Иранна состояла во внешнем, земном, держа в уме все дворцовые интриги и всех торговцев сердоликом. Принцесса будто просыпалась, чтобы послушать новости дня – кто и почему умер, кто нарушил общественную договоренность, а кто соблазнил чужую жену, из-за чего потом был изнасилован ее мужем с одобрения совета города. Женщины, окружающие Амину, зазывали ее в необходимость удобно устроить быт и быть вовлеченной в жизнь знати. Но небеса с их неизведанностью манили куда сильнее. Амина переросла полупрозрачный период наслаждения экзотическими тканями и сплетнями, потому что подспудно чувствовала польщенность от сопричастности с другими людьми. Но душа ее парила в иных измерениях. В культе общественного она осмеливалась тяготеть к индивидуальному, понимая всю важность сплоченности и восхищаясь ей. При этом Амина осознавала, что индивидуалист угрожает выживанию в период засухи или потопа, хоть и лучше всех умеет, отпустив свой разум, дойти о чего-то уникального, чем толпа, забившая его насмерть, станет затем упиваться.
17
Арвиум возвысился над произошедшей катастрофой. Поле было усеяно его побежденными воинами. Он их не уберег. Согнутый в плечах, он медленно побрел в никуда, едва перебирая стройными ногами. В спутанном сознании, припорошенном, сожженном будто прошлым, воспоминаниями, всей жизнью, стертой на эти невыносимые минуты, брезжил захватывающий образ все подмечающей кареглазой девицы. Позади остались поверженные. Ему казалось, что и впереди пустота, Умму сравняли с землей. Щемящее и зловещее чувство, что нет больше дома. И как насущно вдруг стало в него воротиться… Распухнуть в нем, заняв все внутренности. В край низкорослых построек песчаного цвета, пронизанных разветвлением канализации. В край, пораженный спесью и разнузданностью богатых. В край вознесения и убожества.

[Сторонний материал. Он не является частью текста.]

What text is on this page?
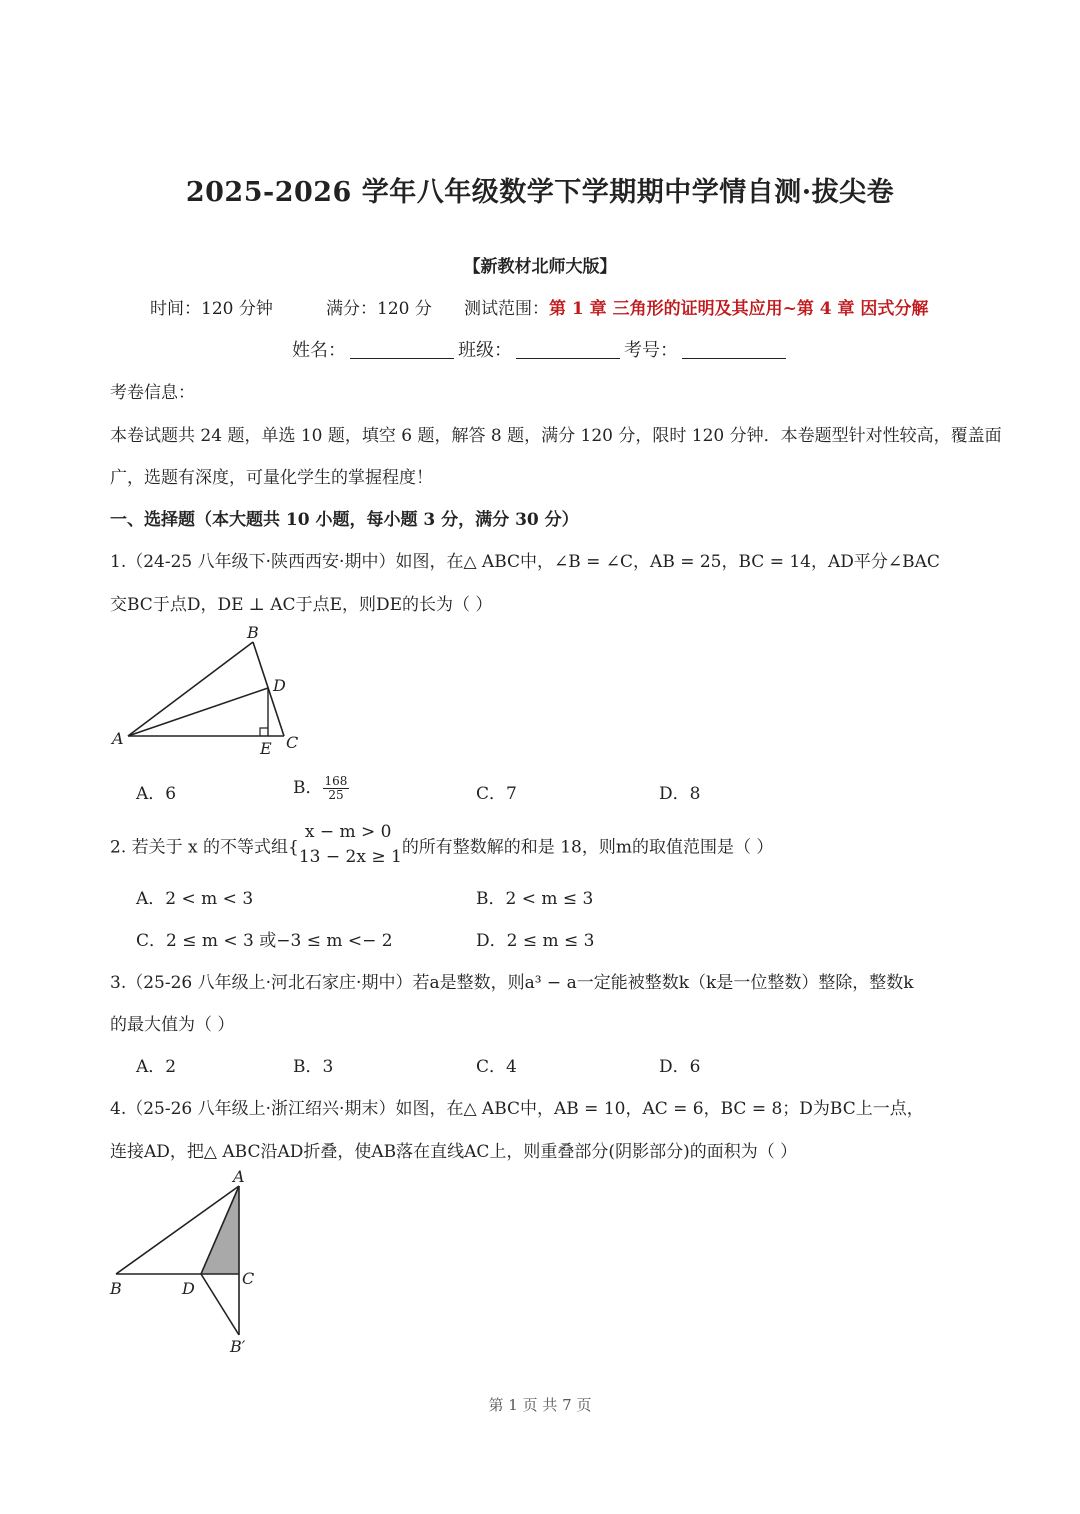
2025-2026 学年八年级数学下学期期中学情自测·拔尖卷
【新教材北师大版】
时间：120 分钟	满分：120 分 测试范围：第 1 章 三角形的证明及其应用~第 4 章 因式分解
姓名：	班级：	考号：
考卷信息：
本卷试题共 24 题，单选 10 题，填空 6 题，解答 8 题，满分 120 分，限时 120 分钟．本卷题型针对性较高，覆盖面
广，选题有深度，可量化学生的掌握程度！
一、选择题（本大题共 10 小题，每小题 3 分，满分 30 分）
1.（24-25 八年级下·陕西西安·期中）如图，在△ ABC中，∠B = ∠C，AB = 25，BC = 14，AD平分∠BAC
交BC于点D，DE ⊥ AC于点E，则DE的长为（ ）
A
B
C
D
E
A．6	B． $\frac{168}{25}$	C．7	D．8
2. 若关于 x 的不等式组{
x − m > 0
13 − 2x ≥ 1 的所有整数解的和是 18，则m的取值范围是（ ）
A．2 < m < 3	B．2 < m ≤ 3
C．2 ≤ m < 3 或−3 ≤ m <− 2	D．2 ≤ m ≤ 3
3.（25-26 八年级上·河北石家庄·期中）若a是整数，则a³ − a一定能被整数k（k是一位整数）整除，整数k
的最大值为（ ）
A．2	B．3	C．4	D．6
4.（25-26 八年级上·浙江绍兴·期末）如图，在△ ABC中，AB = 10，AC = 6，BC = 8；D为BC上一点，
连接AD，把△ ABC沿AD折叠，使AB落在直线AC上，则重叠部分(阴影部分)的面积为（ ）
A
B
C
D
B′
第 1 页 共 7 页
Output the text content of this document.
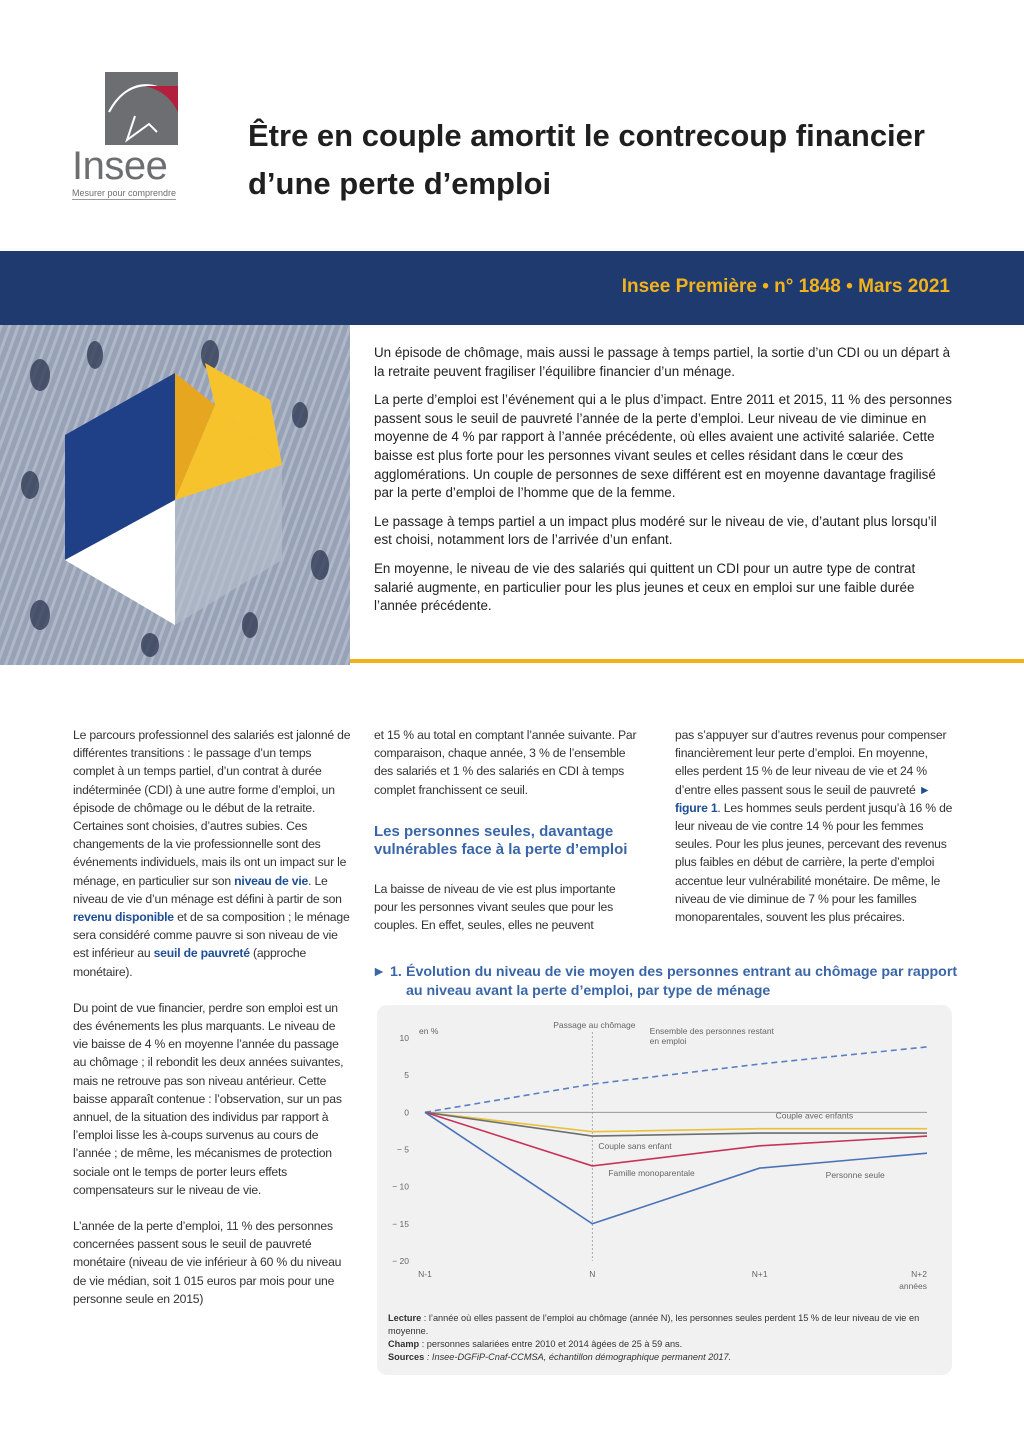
Insee
Mesurer pour comprendre
Être en couple amortit le contrecoup financier d’une perte d’emploi
Insee Première • n° 1848 • Mars 2021

Un épisode de chômage, mais aussi le passage à temps partiel, la sortie d’un CDI ou un départ à la retraite peuvent fragiliser l’équilibre financier d’un ménage.

La perte d’emploi est l’événement qui a le plus d’impact. Entre 2011 et 2015, 11 % des personnes passent sous le seuil de pauvreté l’année de la perte d’emploi. Leur niveau de vie diminue en moyenne de 4 % par rapport à l’année précédente, où elles avaient une activité salariée. Cette baisse est plus forte pour les personnes vivant seules et celles résidant dans le cœur des agglomérations. Un couple de personnes de sexe différent est en moyenne davantage fragilisé par la perte d’emploi de l’homme que de la femme.

Le passage à temps partiel a un impact plus modéré sur le niveau de vie, d’autant plus lorsqu’il est choisi, notamment lors de l’arrivée d’un enfant.

En moyenne, le niveau de vie des salariés qui quittent un CDI pour un autre type de contrat salarié augmente, en particulier pour les plus jeunes et ceux en emploi sur une faible durée l’année précédente.

Le parcours professionnel des salariés est jalonné de différentes transitions : le passage d’un temps complet à un temps partiel, d’un contrat à durée indéterminée (CDI) à une autre forme d’emploi, un épisode de chômage ou le début de la retraite. Certaines sont choisies, d’autres subies. Ces changements de la vie professionnelle sont des événements individuels, mais ils ont un impact sur le ménage, en particulier sur son niveau de vie. Le niveau de vie d’un ménage est défini à partir de son revenu disponible et de sa composition ; le ménage sera considéré comme pauvre si son niveau de vie est inférieur au seuil de pauvreté (approche monétaire).

Du point de vue financier, perdre son emploi est un des événements les plus marquants. Le niveau de vie baisse de 4 % en moyenne l’année du passage au chômage ; il rebondit les deux années suivantes, mais ne retrouve pas son niveau antérieur. Cette baisse apparaît contenue : l’observation, sur un pas annuel, de la situation des individus par rapport à l’emploi lisse les à-coups survenus au cours de l’année ; de même, les mécanismes de protection sociale ont le temps de porter leurs effets compensateurs sur le niveau de vie.

L’année de la perte d’emploi, 11 % des personnes concernées passent sous le seuil de pauvreté monétaire (niveau de vie inférieur à 60 % du niveau de vie médian, soit 1 015 euros par mois pour une personne seule en 2015)

et 15 % au total en comptant l’année suivante. Par comparaison, chaque année, 3 % de l’ensemble des salariés et 1 % des salariés en CDI à temps complet franchissent ce seuil.

Les personnes seules, davantage vulnérables face à la perte d’emploi

La baisse de niveau de vie est plus importante pour les personnes vivant seules que pour les couples. En effet, seules, elles ne peuvent

pas s’appuyer sur d’autres revenus pour compenser financièrement leur perte d’emploi. En moyenne, elles perdent 15 % de leur niveau de vie et 24 % d’entre elles passent sous le seuil de pauvreté ► figure 1. Les hommes seuls perdent jusqu’à 16 % de leur niveau de vie contre 14 % pour les femmes seules. Pour les plus jeunes, percevant des revenus plus faibles en début de carrière, la perte d’emploi accentue leur vulnérabilité monétaire. De même, le niveau de vie diminue de 7 % pour les familles monoparentales, souvent les plus précaires.

► 1. Évolution du niveau de vie moyen des personnes entrant au chômage par rapport au niveau avant la perte d’emploi, par type de ménage
10
5
0
− 5
− 10
− 15
− 20
en %
N-1	N	N+1	N+2
années
Passage au chômage
Ensemble des personnes restant
en emploi
Couple avec enfants
Couple sans enfant
Famille monoparentale	Personne seule

Lecture : l’année où elles passent de l’emploi au chômage (année N), les personnes seules perdent 15 % de leur niveau de vie en moyenne.

Champ : personnes salariées entre 2010 et 2014 âgées de 25 à 59 ans.

Sources : Insee-DGFiP-Cnaf-CCMSA, échantillon démographique permanent 2017.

Сквозь уродливую вуаль бойни, кровь, брызгающую ему в рот из чужих располосованных вен, сквозь раздробленные кости противников видения прошлого чудились особенно кристальными. Через солнце в короне гор небо слилось с этой бесконечной теменью стонов и проклятий, когда само существо Арвиума будто перерождалось в нечто омерзительное благодаря расточаемому вокруг смраду. Над головой возвышались разъеденные глиняные скалы, выточенные по образу природы, но будто размозженные смертоносными камнями из катапульты. Он уже давно привык к такому… Но изумление от масштаба этого мига перечеркнуло холодное понимание происходящего.
В брызгах чужой слюны Арвиум вырвался на свет свободы. Едва не впервые в его блистательной, забитой лицами, событиями и чужими излияниями жизни мелькнула предтеча догадки, что все это – тлен. Да, он притягивал своей животной слаженностью, своим самоутверждением и высотой. Но он свято верил в мечту о власти и ее животворящую, осмысленную силу, утвержденную в нем то ли в глубоком детстве, то ли еще до рождения, в самом нутре. Эту честолюбивую мечту он умудрился облагородить самим фактом ясности своего стремления. Оробевшие синие глаза по-новому взглянули на материи, с самого детства воспринимающиеся нерушимыми столпами. Странно, что Галла, выросший в той же среде, не проявлял ни к власти, ни к обилию женщин особенного интереса. Должно быть, родители давно внушили ему, что он непременно возглавит Умму, ему не из-за чего было начинать борьбу с химерой. А, быть может, что-то внутри невидимых структур его нутра было отлично от не всегда беспримесного огня Арвиума.